Background: Health care delivery system features can have a profound effect on how frontline physicians and other clinical personnel in primary care practices (primary care providers [PCPs]) view the quality and safety of what they deliver and, ultimately, their clinical work satisfaction.
Purpose: The aim of this study was to investigate the combinations of system features (i.e., team dynamics, provider-perceived safety culture, and patient care coordination between PCPs) that are most conducive to positively enhancing PCPs’ clinical work satisfaction.
Approach: Nineteen Harvard-affiliated primary care practice sites participated in the Academic Innovations Collaborative 2012-2016, which aimed to establish team-based care and improve patient safety. An All-Staff Survey was administered to 854 PCPs in 2015. The survey measured provider experience of team dynamics, provider-perceived safety culture, patient care coordination between PCPs, and providers’ clinical work satisfaction. We performed a qualitative comparative analysis to identify “recipes,” that is, combinations of conditions necessary and sufficient for enhancing PCPs’ clinical work satisfaction.
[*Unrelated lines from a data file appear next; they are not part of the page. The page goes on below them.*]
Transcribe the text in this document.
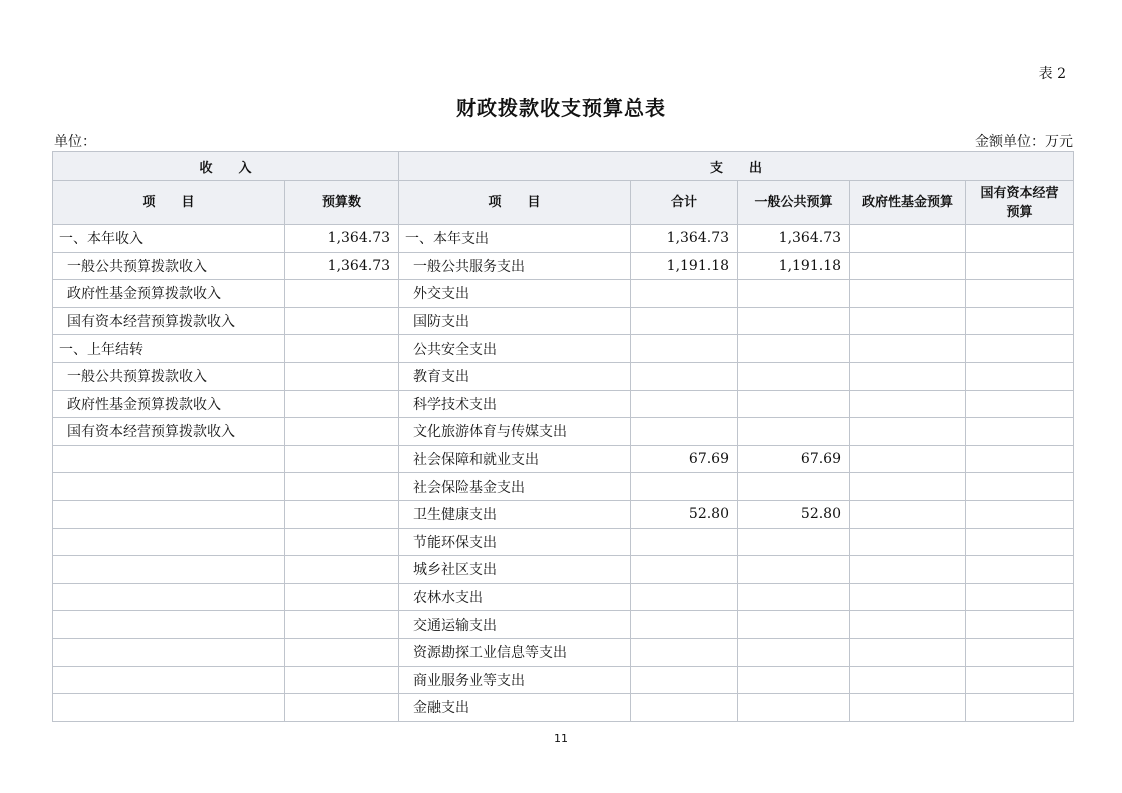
表 2
财政拨款收支预算总表
单位：	金额单位：万元
收　　入		支　　出				
项　　目	预算数	项　　目	合计	一般公共预算	政府性基金预算	国有资本经营
预算
一、本年收入	1,364.73	一、本年支出	1,364.73	1,364.73		
一般公共预算拨款收入	1,364.73	一般公共服务支出	1,191.18	1,191.18		
政府性基金预算拨款收入		外交支出				
国有资本经营预算拨款收入		国防支出				
一、上年结转		公共安全支出				
一般公共预算拨款收入		教育支出				
政府性基金预算拨款收入		科学技术支出				
国有资本经营预算拨款收入		文化旅游体育与传媒支出				
		社会保障和就业支出	67.69	67.69		
		社会保险基金支出				
		卫生健康支出	52.80	52.80		
		节能环保支出				
		城乡社区支出				
		农林水支出				
		交通运输支出				
		资源勘探工业信息等支出				
		商业服务业等支出				
		金融支出				
11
Results: Strong provider-perceived safety culture and effective team dynamics constitute sufficient conditions that, when present in practices, could best support PCPs to achieve greater clinical work satisfaction.
Conclusions: Our findings suggest the importance of creating and sustaining a strong safety culture and of establishing and implementing highly functioning teams in primary care practices for enhancing PCPs’ clinical work satisfaction.
Practice implications: Conducting the qualitative comparative analysis provides a new perspective for informing primary care and encouraging primary care practices to pursue strategic priorities for enhancing PCPs’ clinical work satisfaction and providing safe, high-quality care.